The concept of evolution

During the late eighteenth and early nineteenth centuries, biologists had started to classify the natural world, grouping plants and animals in species, genera, phyla, orders and so on. Their classificatory schemes were based on similarities and differences. Naturalists were beginning to speculate that closely similar species must be closely related and that the differences between them had arisen over time, much as farmers and animal breeders can change the characteristics of their livestock. By the middle of the century, most educated people recognised that numerous animal and plant species were somehow related to each other and that fossils showed that species had changed through time. The concept of evolution was already part of the world view of many people, but there was no explanation for how these changes might have occurred.

Charles Darwin (1809-1882)
Charles Darwin (1809-1882)

Then, Charles Darwin (1809-1882) was persuaded to publish his hypothesis about natural selection in On the Origin of Species by means of Natural Selection in 1859 (although it was another twelve years before he felt confident enough to include humanity in his hypothesis). His principal contribution was to suggest a mechanism that would account for biological change over time: those members of a population best adapted to their surroundings would have a reproductive advantage over others and would thus increase in numbers at the expense of those others. In time, small changes in the characteristics of these living things would change the population from one species to another.

Just as biologists were trying to classify the natural world, archaeologists also began to develop classificatory schemes (such as Thomsen’s Museum-Ordning). Like the biologists, archaeologists classified artefacts according to their similarities and differences, leading to the development of the technique of typology, a means of classifying artefacts and placing them in a developmental sequence. The increasing emphasis on understanding artefactual style and how it had changed through time paralleled the evolutionary theory being applied to the natural world.

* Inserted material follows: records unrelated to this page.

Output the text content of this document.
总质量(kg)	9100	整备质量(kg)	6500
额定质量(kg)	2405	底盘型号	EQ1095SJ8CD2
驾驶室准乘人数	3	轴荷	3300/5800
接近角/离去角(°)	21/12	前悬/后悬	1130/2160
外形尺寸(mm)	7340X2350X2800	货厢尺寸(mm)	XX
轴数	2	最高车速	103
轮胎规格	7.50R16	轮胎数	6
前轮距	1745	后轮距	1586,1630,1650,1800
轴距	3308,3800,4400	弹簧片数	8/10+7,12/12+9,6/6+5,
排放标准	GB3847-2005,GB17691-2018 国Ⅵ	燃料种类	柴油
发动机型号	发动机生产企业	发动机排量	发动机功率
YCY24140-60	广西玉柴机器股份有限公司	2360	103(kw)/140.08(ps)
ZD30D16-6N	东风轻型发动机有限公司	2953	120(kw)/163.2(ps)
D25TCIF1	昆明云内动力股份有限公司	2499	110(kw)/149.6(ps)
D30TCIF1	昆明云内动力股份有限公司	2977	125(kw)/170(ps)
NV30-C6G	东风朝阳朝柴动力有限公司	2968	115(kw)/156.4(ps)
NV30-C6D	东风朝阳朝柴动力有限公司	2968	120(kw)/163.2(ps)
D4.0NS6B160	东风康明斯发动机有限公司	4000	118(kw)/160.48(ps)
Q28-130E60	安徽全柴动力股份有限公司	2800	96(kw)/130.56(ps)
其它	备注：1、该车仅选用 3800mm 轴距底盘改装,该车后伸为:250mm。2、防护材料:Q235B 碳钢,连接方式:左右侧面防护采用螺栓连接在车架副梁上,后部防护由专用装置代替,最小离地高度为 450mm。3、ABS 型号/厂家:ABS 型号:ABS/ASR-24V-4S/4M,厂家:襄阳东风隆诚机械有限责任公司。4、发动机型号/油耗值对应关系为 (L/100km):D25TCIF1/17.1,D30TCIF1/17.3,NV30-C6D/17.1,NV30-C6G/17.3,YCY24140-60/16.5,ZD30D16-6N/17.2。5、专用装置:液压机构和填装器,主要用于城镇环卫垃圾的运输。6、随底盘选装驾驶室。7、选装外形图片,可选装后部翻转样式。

Archaeologists began to recognise similar patterns in the artefacts they recovered from the ground: styles changed with time, often moving from simple to complex forms, such as flat axes in the Early Bronze Age to socketed axes by the Late Bronze Age. Observations like these fitted in with the development of ideas about biological evolution, which – at a broad level – seemed to show how simple organisms developed over time into complex organisms, with humanity as the pinnacle of evolutionary development.